Now, there are two ways to do testing:

  • Automated

    Run

    make test
    
  • Manual

    1. Run

      docker compose up -d proxy
      
    2. In a web browser, visit https://sptest.example.edu. You should be redirected to the test IdP at https://idp.example.edu.

    3. In the IdP login form, use user1 for the username, and user1pass for the password.

    4. After logging in, you should see a PHP information page. Under the "Headers" heading, you should see the following information, letting you know you successsfully authenticated using the proxy:

      Header Value
      Referer "http://idp.example.edu:8080/"
      X-Forwarded-Host "sptest.example.edu"
    5. You should also see on the PHP information page the following Headers and Values, letting you know you successsfully extracted the specified attributes from the SAML assertion in the response:

      Header Value
      Shib-Proxy-displayName "User One"
      Shib-Proxy-eppn "user1@example.edu"
      Shib-Proxy-mail "user1@example.edu"
    6. When finished, shut down the services from docker compose.yml:

      docker compose down
      

Configuration

The container expects several environment variables at runtime. See docker compose.yml for a working example. In a production environment, these variables would be set by your orchestration system (for example, AWS Elastic Container Service or Kubernetes), and sensitive information (such as private keys) would be stored securely (for example, using AWS Systems Manager Parameter Store, AWS Secrets Manager, or HashiCorp Vault).

Required Variables

(Note: To establish trust with the IdP, you must either specify SAML_IDP_METADATA, or specify SAML_IDP_METADATA_URL and SAML_IDP_SIGNING_CERT.)

  • FRONT_HTTPS_PORT: Set this to the canonical front-end HTTPS port, to ensure that URLs are constructed correctly. (This may be different from HTTPS_PORT, if the proxy is behind a load balancer or another HTTPS proxy.)

  • FRONT_HOSTNAME: Set this to the canonical, fully-qualified domain name for the proxy, for example "app.example.edu". (This may be different from the proxy's hostname, if the proxy is behind a load balancer or another HTTPS proxy.)

  • HTTPS_PORT: The port on which the proxy should listen for HTTPS connections

  • SAML_ENCRYPTION_CERT: A base-64 encoded SAML encryption certificate, beginning with "-----BEGIN CERTIFICATE-----"
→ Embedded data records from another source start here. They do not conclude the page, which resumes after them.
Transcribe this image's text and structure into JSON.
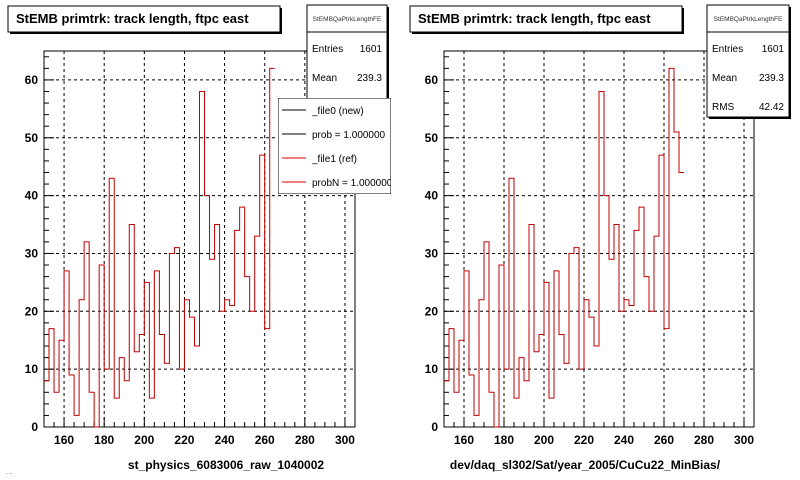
{
  "footer_text": "...",
  "chart_data": [
    {
      "type": "histogram",
      "title": "StEMB primtrk: track length, ftpc east",
      "xlabel": "st_physics_6083006_raw_1040002",
      "xlim": [
        150,
        305
      ],
      "ylim": [
        0,
        65
      ],
      "xticks": [
        160,
        180,
        200,
        220,
        240,
        260,
        280,
        300
      ],
      "yticks": [
        0,
        10,
        20,
        30,
        40,
        50,
        60
      ],
      "grid": true,
      "stats": {
        "name": "StEMBQaPtrkLengthFE",
        "rows": [
          {
            "label": "Entries",
            "value": "1601"
          },
          {
            "label": "Mean",
            "value": "239.3"
          }
        ]
      },
      "legend": {
        "placement": "top-right",
        "entries": [
          {
            "label": "_file0 (new)",
            "color": "#000000"
          },
          {
            "label": "prob = 1.000000",
            "color": "#000000"
          },
          {
            "label": "_file1 (ref)",
            "color": "#d40000"
          },
          {
            "label": "probN = 1.000000",
            "color": "#d40000"
          }
        ]
      },
      "series": [
        {
          "color": "#c00000",
          "bin_start": 150,
          "bin_width": 2.5,
          "values": [
            8,
            17,
            6,
            15,
            27,
            9,
            2,
            22,
            32,
            6,
            0,
            28,
            10,
            43,
            5,
            12,
            8,
            35,
            13,
            16,
            25,
            5,
            27,
            16,
            11,
            30,
            31,
            10,
            22,
            19,
            14,
            58,
            40,
            29,
            35,
            20,
            22,
            21,
            34,
            38,
            26,
            20,
            33,
            47,
            17,
            62
          ]
        }
      ]
    },
    {
      "type": "histogram",
      "title": "StEMB primtrk: track length, ftpc east",
      "xlabel": "dev/daq_sl302/Sat/year_2005/CuCu22_MinBias/",
      "xlim": [
        150,
        305
      ],
      "ylim": [
        0,
        65
      ],
      "xticks": [
        160,
        180,
        200,
        220,
        240,
        260,
        280,
        300
      ],
      "yticks": [
        0,
        10,
        20,
        30,
        40,
        50,
        60
      ],
      "grid": true,
      "stats": {
        "name": "StEMBQaPtrkLengthFE",
        "rows": [
          {
            "label": "Entries",
            "value": "1601"
          },
          {
            "label": "Mean",
            "value": "239.3"
          },
          {
            "label": "RMS",
            "value": "42.42"
          }
        ]
      },
      "series": [
        {
          "color": "#c00000",
          "bin_start": 150,
          "bin_width": 2.5,
          "values": [
            8,
            17,
            6,
            15,
            27,
            9,
            2,
            22,
            32,
            6,
            0,
            28,
            10,
            43,
            5,
            12,
            8,
            35,
            13,
            16,
            25,
            5,
            27,
            16,
            11,
            30,
            31,
            10,
            22,
            19,
            14,
            58,
            40,
            29,
            35,
            20,
            22,
            21,
            34,
            38,
            26,
            20,
            33,
            47,
            17,
            62,
            51,
            44
          ]
        }
      ]
    }
  ]
}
  • SAML_ENCRYPTION_KEY: The base-64 encoded private key for SAML_ENCRYPTION_CERT, beginning with "-----BEGIN PRIVATE KEY-----"

  • SAML_ENTITYID: The SAML entity ID for the proxy, for example "https://app-proxy.example.edu/shibboleth"
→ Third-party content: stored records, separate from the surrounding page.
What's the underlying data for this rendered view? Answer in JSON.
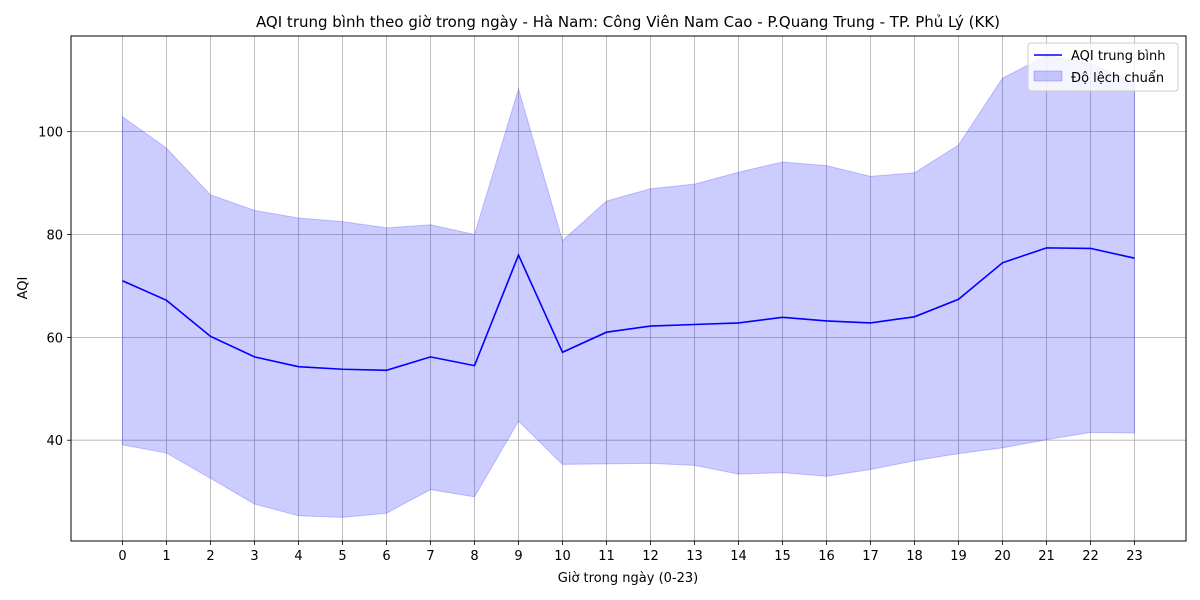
{
  "chart_data": {
    "type": "line",
    "title": "AQI trung bình theo giờ trong ngày - Hà Nam: Công Viên Nam Cao - P.Quang Trung - TP. Phủ Lý (KK)",
    "xlabel": "Giờ trong ngày (0-23)",
    "ylabel": "AQI",
    "x": [
      0,
      1,
      2,
      3,
      4,
      5,
      6,
      7,
      8,
      9,
      10,
      11,
      12,
      13,
      14,
      15,
      16,
      17,
      18,
      19,
      20,
      21,
      22,
      23
    ],
    "xticks": [
      "0",
      "1",
      "2",
      "3",
      "4",
      "5",
      "6",
      "7",
      "8",
      "9",
      "10",
      "11",
      "12",
      "13",
      "14",
      "15",
      "16",
      "17",
      "18",
      "19",
      "20",
      "21",
      "22",
      "23"
    ],
    "yticks": [
      40,
      60,
      80,
      100
    ],
    "ytick_labels": [
      "40",
      "60",
      "80",
      "100"
    ],
    "xlim": [
      -1.17,
      24.17
    ],
    "ylim": [
      20.4,
      118.6
    ],
    "grid": true,
    "legend_position": "top-right",
    "series": [
      {
        "name": "AQI trung bình",
        "kind": "line",
        "color": "#0000ff",
        "values": [
          71.0,
          67.2,
          60.2,
          56.2,
          54.3,
          53.8,
          53.6,
          56.2,
          54.5,
          76.0,
          57.1,
          61.0,
          62.2,
          62.5,
          62.8,
          63.9,
          63.2,
          62.8,
          64.0,
          67.4,
          74.5,
          77.4,
          77.3,
          75.4
        ]
      },
      {
        "name": "Độ lệch chuẩn",
        "kind": "band",
        "color": "#0000ff",
        "upper": [
          102.9,
          96.8,
          87.7,
          84.7,
          83.2,
          82.5,
          81.3,
          81.9,
          80.0,
          108.3,
          78.8,
          86.5,
          88.9,
          89.8,
          92.1,
          94.1,
          93.4,
          91.3,
          92.0,
          97.4,
          110.4,
          114.8,
          113.2,
          109.5
        ],
        "lower": [
          39.1,
          37.5,
          32.6,
          27.6,
          25.3,
          25.0,
          25.8,
          30.4,
          29.0,
          43.7,
          35.3,
          35.4,
          35.5,
          35.1,
          33.4,
          33.7,
          33.0,
          34.3,
          36.0,
          37.4,
          38.5,
          40.1,
          41.5,
          41.4
        ]
      }
    ]
  }
}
  • SAML_IDP_ENTITYID: The SAML entity ID for a trusted SAML identity provider or SAML proxy, for example "https://idp.example.edu/idp/shibboleth"

  • SAML_IDP_METADATA (Optional): SAML metadata for SAML_IDP_ENTITYID; should include a single <EntityDescriptor> element. Required if SAML_IDP_METADATA_URL is not set.
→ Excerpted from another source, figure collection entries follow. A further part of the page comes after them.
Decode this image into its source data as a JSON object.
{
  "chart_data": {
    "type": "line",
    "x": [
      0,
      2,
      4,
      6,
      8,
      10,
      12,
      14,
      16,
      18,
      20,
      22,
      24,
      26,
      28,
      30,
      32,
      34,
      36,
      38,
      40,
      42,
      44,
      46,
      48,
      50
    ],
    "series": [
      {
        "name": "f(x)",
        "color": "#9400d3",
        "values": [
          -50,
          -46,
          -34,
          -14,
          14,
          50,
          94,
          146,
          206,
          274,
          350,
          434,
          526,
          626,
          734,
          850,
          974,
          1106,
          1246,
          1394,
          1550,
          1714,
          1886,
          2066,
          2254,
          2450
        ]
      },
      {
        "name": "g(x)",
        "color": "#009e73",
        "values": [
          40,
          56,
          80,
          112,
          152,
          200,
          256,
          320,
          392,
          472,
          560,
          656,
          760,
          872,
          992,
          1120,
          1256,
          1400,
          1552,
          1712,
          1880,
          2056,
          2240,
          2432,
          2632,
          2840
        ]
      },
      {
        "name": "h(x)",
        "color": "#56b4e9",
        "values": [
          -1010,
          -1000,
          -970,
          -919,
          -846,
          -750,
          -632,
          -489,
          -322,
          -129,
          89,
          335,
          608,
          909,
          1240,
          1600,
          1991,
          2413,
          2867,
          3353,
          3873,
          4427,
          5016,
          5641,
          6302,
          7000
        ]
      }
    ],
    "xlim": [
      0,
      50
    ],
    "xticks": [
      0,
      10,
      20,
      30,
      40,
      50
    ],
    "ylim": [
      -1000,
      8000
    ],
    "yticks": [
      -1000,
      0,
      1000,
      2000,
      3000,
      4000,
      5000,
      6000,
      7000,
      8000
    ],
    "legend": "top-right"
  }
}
  • SAML_IDP_METADATA_URL (Optional): URL from which to retrieve the IdP metadata file. Required if SAML_IDP_METADATA is not set.

  • SAML_IDP_SIGNING_CERT (Optional): The base-64 encoded SAML signing certificate used to verify the IdP metadata signature, beginning with "-----BEGIN CERTIFICATE-----". Required if SAML_IDP_METADATA_URL is set.

  • SAML_SIGNING_CERT: A base-64 encoded SAML signing certificate beginning with "-----BEGIN CERTIFICATE-----"

  • SAML_SIGNING_KEY: The base-64 encoded private key for SAML_SIGNING_CERT, beginning with "-----BEGIN PRIVATE KEY-----"

  • TLS_CERT: A base-64 encoded TLS server certificate used for HTTPS connections, beginning with "-----BEGIN CERTIFICATE-----"

  • TLS_PRIVATE_KEY: The base-64 encoded private key for TLS_CERT, beginning with "-----BEGIN RSA PRIVATE KEY-----"

Optional Variables

  • HTTPD_ARGS: Additional arguments to be passed to httpd by supervisord. If the proxy is behind a load balancer or another HTTP proxy, set this to "-DProxied"

  • TIER_BEACON_OPT_OUT: Opt out of reporting telemetry to Internet2 (from the tier/shibboleth_sp base container image). Set to "true" or "false".